Acreditar no Pai Natal pode ser uma demonstração de ingenuidade ou de inocência, mas também pode ser um exercício de fé laica, pois só mesmo a fé mantém viva a esperança de que o novo líder do PS, quando (e não 'se') conquistar o poder (vulgo 'ir ao pote') terá a coragem e a determinação para mudar a vida de quem foi roubado por um governo que também prometeu um país diferente, mas que se limitou a aprofundar uma série de políticas causadoras do empobrecimento dos portugueses.
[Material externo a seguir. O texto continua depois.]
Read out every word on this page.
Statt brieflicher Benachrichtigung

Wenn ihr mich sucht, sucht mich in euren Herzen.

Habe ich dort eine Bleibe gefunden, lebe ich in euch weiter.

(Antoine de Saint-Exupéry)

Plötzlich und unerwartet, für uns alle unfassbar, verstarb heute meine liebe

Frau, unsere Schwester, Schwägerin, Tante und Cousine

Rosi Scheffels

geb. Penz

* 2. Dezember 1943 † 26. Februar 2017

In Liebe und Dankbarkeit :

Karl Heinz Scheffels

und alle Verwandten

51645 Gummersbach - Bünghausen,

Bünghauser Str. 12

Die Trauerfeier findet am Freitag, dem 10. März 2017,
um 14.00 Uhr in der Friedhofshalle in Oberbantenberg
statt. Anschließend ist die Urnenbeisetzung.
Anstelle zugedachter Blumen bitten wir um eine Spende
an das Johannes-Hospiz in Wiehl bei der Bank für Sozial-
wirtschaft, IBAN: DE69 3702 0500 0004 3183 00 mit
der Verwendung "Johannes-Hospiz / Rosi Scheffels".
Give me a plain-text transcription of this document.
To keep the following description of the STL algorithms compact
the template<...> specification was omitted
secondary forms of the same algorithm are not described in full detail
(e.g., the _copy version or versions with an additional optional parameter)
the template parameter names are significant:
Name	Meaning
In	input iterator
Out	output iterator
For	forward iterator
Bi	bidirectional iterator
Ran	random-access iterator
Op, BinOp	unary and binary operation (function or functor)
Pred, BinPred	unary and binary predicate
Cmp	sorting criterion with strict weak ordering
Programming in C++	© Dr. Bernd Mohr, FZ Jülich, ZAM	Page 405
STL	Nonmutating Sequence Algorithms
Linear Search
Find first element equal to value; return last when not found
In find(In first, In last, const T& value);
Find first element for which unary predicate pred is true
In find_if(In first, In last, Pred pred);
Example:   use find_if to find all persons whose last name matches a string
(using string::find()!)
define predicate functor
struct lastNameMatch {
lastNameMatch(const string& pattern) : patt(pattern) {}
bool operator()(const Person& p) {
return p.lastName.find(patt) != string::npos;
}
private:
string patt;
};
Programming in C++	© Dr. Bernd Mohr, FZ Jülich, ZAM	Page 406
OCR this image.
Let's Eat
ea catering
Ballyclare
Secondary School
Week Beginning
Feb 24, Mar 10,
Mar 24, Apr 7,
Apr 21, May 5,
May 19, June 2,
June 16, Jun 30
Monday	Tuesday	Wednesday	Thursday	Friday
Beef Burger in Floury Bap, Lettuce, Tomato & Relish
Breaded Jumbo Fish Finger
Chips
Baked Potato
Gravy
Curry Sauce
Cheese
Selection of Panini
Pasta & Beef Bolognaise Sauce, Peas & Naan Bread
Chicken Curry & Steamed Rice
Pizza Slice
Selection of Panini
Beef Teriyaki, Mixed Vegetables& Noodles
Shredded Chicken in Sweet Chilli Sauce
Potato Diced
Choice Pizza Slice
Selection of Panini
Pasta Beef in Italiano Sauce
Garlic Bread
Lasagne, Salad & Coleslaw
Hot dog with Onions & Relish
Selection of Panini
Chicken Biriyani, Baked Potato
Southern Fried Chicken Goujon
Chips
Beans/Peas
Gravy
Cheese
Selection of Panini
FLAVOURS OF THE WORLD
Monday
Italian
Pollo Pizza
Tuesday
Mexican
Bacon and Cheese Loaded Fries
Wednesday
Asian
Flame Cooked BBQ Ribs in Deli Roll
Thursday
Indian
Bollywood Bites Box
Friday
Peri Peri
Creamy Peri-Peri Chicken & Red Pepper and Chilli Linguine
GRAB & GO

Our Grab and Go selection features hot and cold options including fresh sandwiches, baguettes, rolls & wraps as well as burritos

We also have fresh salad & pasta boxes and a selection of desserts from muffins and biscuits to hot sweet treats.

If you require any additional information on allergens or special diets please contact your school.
O PEC IV, uma das últimas propostas do PS enquanto governo, que marcou o início audacioso do que seriam as políticas austeritárias que levariam o povo de sacrifício em sacrifício até à salvação bancária final, foi reprovado pelo PSD e CDS, que estavam na oposição, mas foi retomado e reforçado, logo que conquistaram o poder, graças à vã esperança que os portugueses tiveram de que, finalmente, deixariam de ser espoliados.
O PS tem uma nova liderança, para muitos um novo alento. Parece-me que será uma liderança mais requentada do que refrescada ou arejada, em que a imagem e a semântica é o alfa e o ómega tal como o vermelho garrido da vestimenta e o sorriso contagiante de um Pai Natal que mesmo que atravesse o céu num trenó puxado por renas parece tão real como as crianças imaginam ser.
A colocação de voz, as pessoas que rodeiam e apoiam a nova liderança e o 'soundbyte' oco fazem crer que estamos perante a possibilidade de mudança. Contudo, no essencial, ficamos sem saber se, quando o séquito for reunido para reinar o país, os salários serão repostos, se a sobretaxa de IRS será extinta, ou se até a tão consensualizada reestruturação da dívida, que tem merecido o apoio de personalidades com as mais diversificadas referências político-ideológicas, será sequer considerada. A nova liderança do PS ambiciona convencer o povo da possibilidade de conciliar o Tratado Orçamental com a defesa do Estado Social e com a necessidade de investimento público para incrementar a economia nacional. Para tal bastará, segundo a sapiência altiva do novo líder, fazer uma nova leitura daquilo que é tido sempre como mais um, entre muitos tratados europeus, sempre muito complexos para serem referendados pelo pobre e indefeso povo. Vamos então acreditar que esta 'nova leitura' fará maravilhas pelo Estado Social tal como já acreditámos que o Pai Natal conseguia distribuir prendas por todo o mundo, numa única noite?
E ainda querem que não só acreditemos nesta miragem, como nos desafiam a fazer parte da ilusão que será vendida ao povo, na próxima campanha eleitoral, de que agora é que é. Agora é que o PS (re)descobriu que é o povo quem mais ordena e está disponível para construir políticas alternativas. Uma questão impõe-se: O que dirá o povo quando, mais uma vez, concluir que foi enganado? Que, afinal, o melhor que poderá ter é uma austeridade light e que está condenado a viver num país pequeno, pobre e sem perspetivas de futuro, tão somente porque é essa a nossa sina. Pobres, mas honrados para trabalhar e admirar os donos disto tudo.
Bem sabemos que se nos deixarmos abraçar por este grande PS, mais cedo do que tarde, teremos de nos calar perante acusações de sermos mais do mesmo. E antes radicalmente diferentes que condenados à indiferença total.